The history of Pilsen’s Cobalt Studio can be traced in the constellation of cracks and stains that cover its concrete floor. It bears the footprints of punk shows past and indelible splatters of blood, sweat, and beer. Its fractures and oil spots also recall the space’s original function as a used tire store. Paint smears joined this colorful medley in 2010, when artist Antonio Martinez and his former studio-mate Adriana Baltazar converted the space into an art gallery. Martinez, who works as both a full-time painter and a full-time plumber, named the space after cobalt-based blue pigments, an affectionate salute to his blue-collar roots.

The gallery takes a decidedly inclusive approach to its exhibitions. It has showcased the work of established artists from all over the world, up-and-coming artists based in Pilsen, and young artists from ElevArte Community Studio (formerly Pros Arts) and Benito Juarez High School. It is also a hub of community activism, hosting events for organizations like Projecto Latina, a group of Latina poets and authors, and the Chicago Community Darkroom, a business that aims to provide affordable access to film-photography equipment and facilities.
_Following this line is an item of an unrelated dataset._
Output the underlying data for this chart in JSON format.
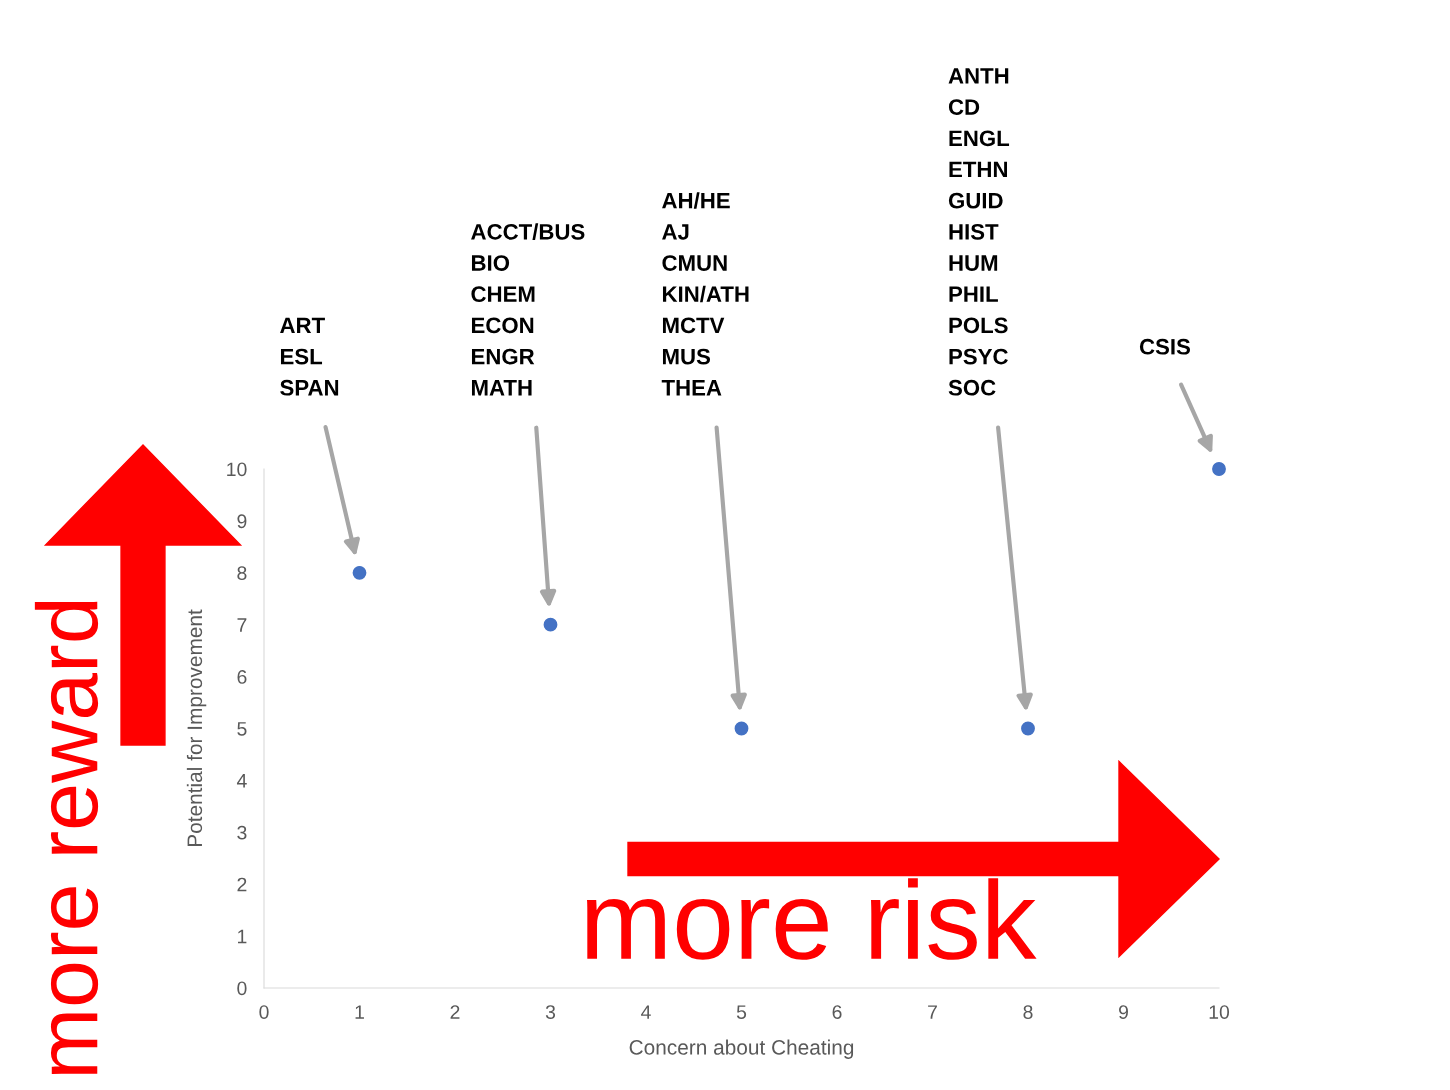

Cobalt Studio’s location often inspires its exhibits and events. It has celebrated Pilsen’s Mexican community with arts-and-crafts events during the Dia de los Muertos season in the fall, and has hosted a series of lectures and workshops about the medicinal properties of wild plants that grow in the neighborhood.

Remaining true to both the enterprising spirit and DIY ethos of the space’s forebears, Martinez personally finances the bulk of the gallery’s expenses, while community contributions and commissions on art sales cover the rest. “Cobalt is a place for artists, poets, musicians, craftsmen, misfits and creatives,” says Martinez. Cobalt Studio, 1950 W. 21st St.